Theresa
By
I'm not naïve. I knew what I was doing. And I knew what the consequences could be. But the bitterness built up and I didn't care. At least that's what I told myself.
When Sal Colivito's men approached me to act as a lookout when they went after Vic Monte, I agreed. Of course, when your mother's life is being held out as the bait, it's hard to say no. However, they also told me that Monte had my baby brother killed and that he must be dealt with for over-stepping his bounds; well, I had no regret to being their lookout.
I didn't ask for all those people to come in. If I had my way, I'd have closed the restaurant. But I was told to keep business as usual so Mr. Monte wouldn't think anything was up.
Of course, cops would have to be two of those customers. If I didn't know better, I'll bet they heard that a hit was going down and set themselves in line for whatever went down. Why they'd want to protect a mob boss like Vic Monte is beyond me. But the blond one did say that everyone would be killed, so there were no witnesses. Except me, since I was considered ‘family'. So I guess they weren't just worried about Monte, but about everyone else too.
Sal's men didn't tell me they were gonna kill everyone else; but then again, then didn't tell me they weren't either.
And I couldn't let Jimmy die without trying something. The blond cop – Ken, he said he name was - told me he felt the same way. He couldn't let his partner die without doing something.
I've never seen anyone so focused and determined. Sometimes he pissed me off he was so damned focused on that partner of his. The one laying in my boss's office on the couch. Once he even ordered me to stay there with him – Dave was the guy's name – while the blond cop went back into the restaurant to deal with Jerky Joey and his compatriot.
I don't' know where Sal got these hitmen. Joey was off the wall. He could've been a poster child for hyperactivity. He was a perfect cut for the job, other than that. Didn't seem to care about much of anything. Had a meanness in him; a need to torment. Definitely the muscle.
Now Lockly, he surprised me. Very genteel and smart. What was he doing with Sal's crowd? He scared me more than Joey. It's the smart ones you have to watch out for. Eyes like a hawk. I was worried that he knew what I was up to. That I turned….

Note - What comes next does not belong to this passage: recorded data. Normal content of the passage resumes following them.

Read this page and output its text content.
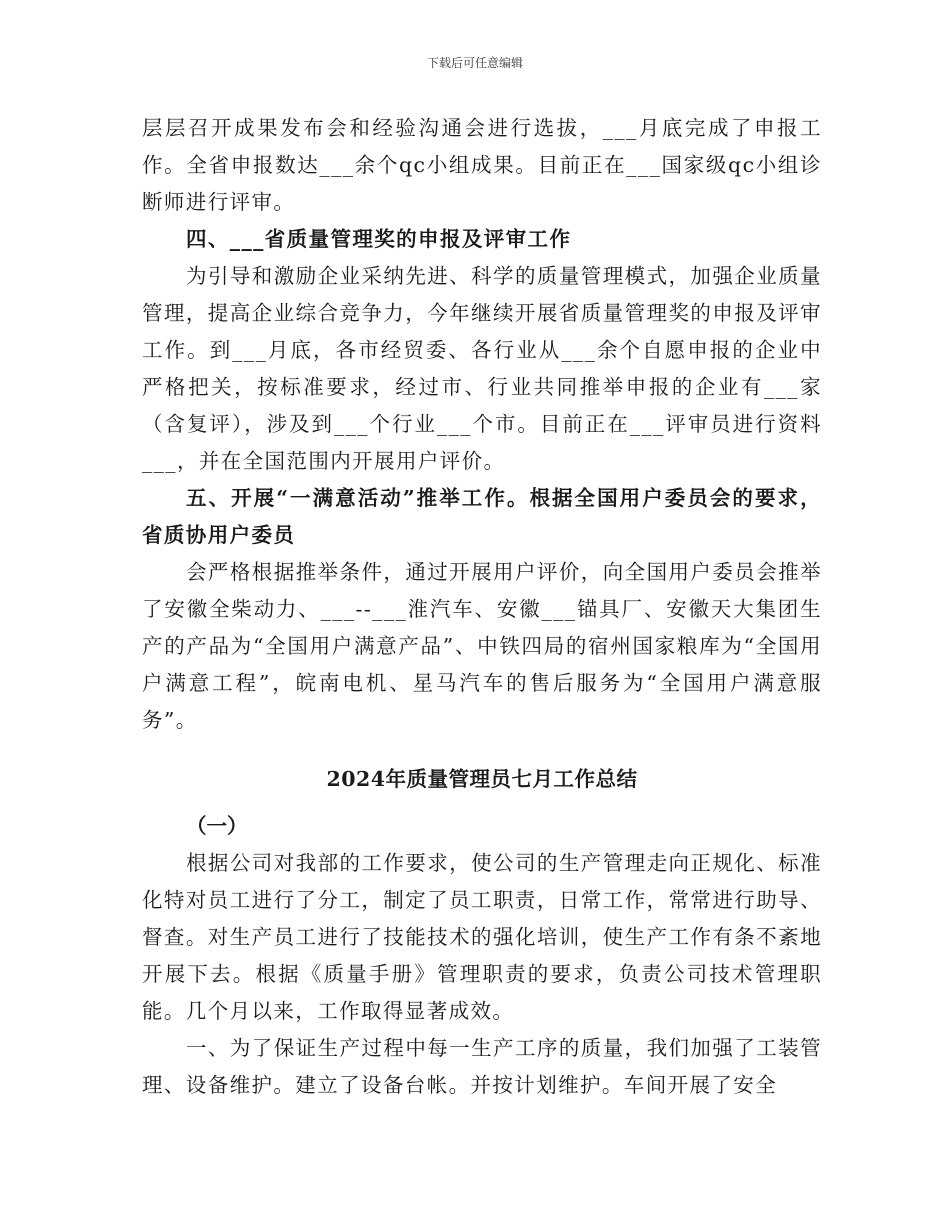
下载后可任意编辑

层层召开成果发布会和经验沟通会进行选拔，___月底完成了申报工作。全省申报数达___余个qc小组成果。目前正在___国家级qc小组诊断师进行评审。

四、___省质量管理奖的申报及评审工作

为引导和激励企业采纳先进、科学的质量管理模式，加强企业质量管理，提高企业综合竞争力，今年继续开展省质量管理奖的申报及评审工作。到___月底，各市经贸委、各行业从___余个自愿申报的企业中严格把关，按标准要求，经过市、行业共同推举申报的企业有___家（含复评），涉及到___个行业___个市。目前正在___评审员进行资料___，并在全国范围内开展用户评价。

五、开展“一满意活动”推举工作。根据全国用户委员会的要求，省质协用户委员

会严格根据推举条件，通过开展用户评价，向全国用户委员会推举了安徽全柴动力、___--___淮汽车、安徽___锚具厂、安徽天大集团生产的产品为“全国用户满意产品”、中铁四局的宿州国家粮库为“全国用户满意工程”，皖南电机、星马汽车的售后服务为“全国用户满意服务”。

2024年质量管理员七月工作总结

（一）

根据公司对我部的工作要求，使公司的生产管理走向正规化、标准化特对员工进行了分工，制定了员工职责，日常工作，常常进行助导、督查。对生产员工进行了技能技术的强化培训，使生产工作有条不紊地开展下去。根据《质量手册》管理职责的要求，负责公司技术管理职能。几个月以来，工作取得显著成效。

一、为了保证生产过程中每一生产工序的质量，我们加强了工装管理、设备维护。建立了设备台帐。并按计划维护。车间开展了安全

He was more than matched by Ken though. He's another one with those watching eyes. Always trying to keep one step ahead of the hitmen. Wasn't easy for Ken, though, especially when I wasn't much of a help initially.
But after Joey shot Jimmy, it hit me how real, how serious this was. I didn't want Jimmy to die, or anyone else.
Maybe Monte had my brother Tony killed, maybe not. But he's always been respected around the neighborhood, so Tony must've done something really wrong to cross Vic Monte.
Then again, maybe Sal was just using me to take out Monte personally.
When the FBI put me and my mother in the Witness Protection Program, I asked if they knew who was behind Tony's death, and they said they didn't know. I did get a personal ‘thank you' from the Police Commissioner for helping Ken, but it was kept private for my own safety.
Anyway, that wasn't my goal at first. Ken said I'd make a good policewoman; but I'm too selfish. I just wanted Jimmy to be okay. Just like he wanted Dave to be okay. I got the impression that if it was only him in that restaurant, he'd do his job to the best of his ability, but he wouldn't be as determined.
Too many choices. Tough choices. Everyone makes choices and we don't always see how those choices make a difference for someone else. I wonder what choice Ken would make do if someday it came down to his partner or an innocent bystander. Being a cop isn't easy, is it?